September 24, 2019 @ 10:00 am - 1:00 pm EDT

Joshua Muskin, Senior Director of Programs for Geneva Global (a US-based philanthropy advising firm) will use Geneva Global’s Speed School project to illuminate the conceptual and practical elements of cocreation. With accelerated education projects (Speed Schools) now in their ninth year in Ethiopia and fourth in Uganda, Geneva Global has begun a deliberate process to accompany the two host governments in the adoption of the core model and methods.
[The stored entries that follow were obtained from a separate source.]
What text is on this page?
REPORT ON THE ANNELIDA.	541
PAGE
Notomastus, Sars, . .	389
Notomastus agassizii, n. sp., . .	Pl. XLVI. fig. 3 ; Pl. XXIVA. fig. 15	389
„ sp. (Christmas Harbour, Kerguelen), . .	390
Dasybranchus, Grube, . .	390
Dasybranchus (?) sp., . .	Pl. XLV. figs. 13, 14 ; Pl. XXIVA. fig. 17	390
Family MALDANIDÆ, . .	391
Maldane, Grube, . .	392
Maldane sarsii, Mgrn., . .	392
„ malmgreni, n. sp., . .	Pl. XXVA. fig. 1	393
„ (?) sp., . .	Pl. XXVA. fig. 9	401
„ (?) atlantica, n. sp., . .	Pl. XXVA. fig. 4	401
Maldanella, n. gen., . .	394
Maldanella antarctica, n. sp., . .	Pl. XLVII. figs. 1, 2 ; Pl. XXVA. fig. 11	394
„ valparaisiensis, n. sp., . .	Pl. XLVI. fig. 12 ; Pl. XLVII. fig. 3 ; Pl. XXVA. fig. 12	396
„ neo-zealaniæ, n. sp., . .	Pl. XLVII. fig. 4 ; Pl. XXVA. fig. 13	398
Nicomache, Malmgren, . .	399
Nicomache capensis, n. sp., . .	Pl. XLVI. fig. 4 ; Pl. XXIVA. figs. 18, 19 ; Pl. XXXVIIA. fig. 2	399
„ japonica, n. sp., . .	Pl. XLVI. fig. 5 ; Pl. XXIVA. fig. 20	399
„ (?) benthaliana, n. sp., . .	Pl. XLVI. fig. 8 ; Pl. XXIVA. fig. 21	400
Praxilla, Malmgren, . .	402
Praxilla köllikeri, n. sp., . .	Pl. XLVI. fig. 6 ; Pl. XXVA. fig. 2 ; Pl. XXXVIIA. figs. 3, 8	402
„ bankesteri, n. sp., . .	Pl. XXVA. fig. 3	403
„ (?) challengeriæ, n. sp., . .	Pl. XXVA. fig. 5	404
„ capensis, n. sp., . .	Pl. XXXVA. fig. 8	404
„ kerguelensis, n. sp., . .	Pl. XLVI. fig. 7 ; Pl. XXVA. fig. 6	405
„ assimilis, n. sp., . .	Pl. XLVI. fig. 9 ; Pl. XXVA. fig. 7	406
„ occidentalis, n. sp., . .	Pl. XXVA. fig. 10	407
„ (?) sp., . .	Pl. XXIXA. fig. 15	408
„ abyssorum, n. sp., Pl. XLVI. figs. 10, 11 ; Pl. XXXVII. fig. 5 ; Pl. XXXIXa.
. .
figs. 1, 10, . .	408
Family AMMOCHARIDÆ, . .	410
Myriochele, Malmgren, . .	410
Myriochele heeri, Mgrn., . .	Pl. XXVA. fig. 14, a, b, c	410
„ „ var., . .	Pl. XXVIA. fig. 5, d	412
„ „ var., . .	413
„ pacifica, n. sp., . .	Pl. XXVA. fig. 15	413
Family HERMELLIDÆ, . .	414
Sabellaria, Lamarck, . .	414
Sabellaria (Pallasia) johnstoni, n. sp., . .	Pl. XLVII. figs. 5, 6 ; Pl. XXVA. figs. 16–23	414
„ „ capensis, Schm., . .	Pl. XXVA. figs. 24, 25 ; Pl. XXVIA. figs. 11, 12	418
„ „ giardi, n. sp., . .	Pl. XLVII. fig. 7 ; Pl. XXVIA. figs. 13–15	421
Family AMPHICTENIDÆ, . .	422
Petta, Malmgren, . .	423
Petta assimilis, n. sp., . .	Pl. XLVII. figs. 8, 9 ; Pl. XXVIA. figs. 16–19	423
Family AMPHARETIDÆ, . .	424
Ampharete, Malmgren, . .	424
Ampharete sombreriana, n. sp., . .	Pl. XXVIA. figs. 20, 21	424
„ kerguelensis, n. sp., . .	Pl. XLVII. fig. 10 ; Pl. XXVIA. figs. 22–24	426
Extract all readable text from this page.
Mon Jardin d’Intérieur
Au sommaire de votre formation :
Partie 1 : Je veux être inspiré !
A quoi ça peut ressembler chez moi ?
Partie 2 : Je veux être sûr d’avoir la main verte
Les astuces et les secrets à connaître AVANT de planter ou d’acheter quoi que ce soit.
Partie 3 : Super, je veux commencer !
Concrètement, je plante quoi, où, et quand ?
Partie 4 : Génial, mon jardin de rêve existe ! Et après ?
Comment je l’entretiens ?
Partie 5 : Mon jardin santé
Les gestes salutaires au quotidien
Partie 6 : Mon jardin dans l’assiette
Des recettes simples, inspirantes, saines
An accelerated education program, Speed School gives out-of-school children aged 8 to 14 the first three years of primary education in one year. Featuring learner- centered, activity-based instruction delivered by para-professional instructors, the model has let more than 200,000 children in Ethiopia and Uganda (over 95% of those who enrolled) transition to government primary classes, where they excel. The model includes a self-help component for mothers, raising their economic ability and motivation to support their children’s schooling until completion.

Dr. Muskin will elucidate the technical and political dimensions of this process, focusing on “how” Geneva Global has succeeded with these elements that government routinely struggles to use. He will discuss the genesis of Geneva Global’s decision to pursue full government adoption, relating both what gave the program confidence to dare this and how the government came to share this ambition. He will investigate the role of cocreation as a key element of the process, launching a process to transform these Speed Schools from Geneva Global’s leadership to full ownership by the government.

Still a ‘work-in-progress,” Dr. Muskin will recount what seems to be working and what challenges the Speed School program continues to manage. Mostly, the aim is to offer a promising experience with inclusion and to illuminate that the topic is not a simple matter of policy and plans but one that requires a bold, patient, and stumbling slog through the very messy structures, practices, interests, and other dimensions of an education system.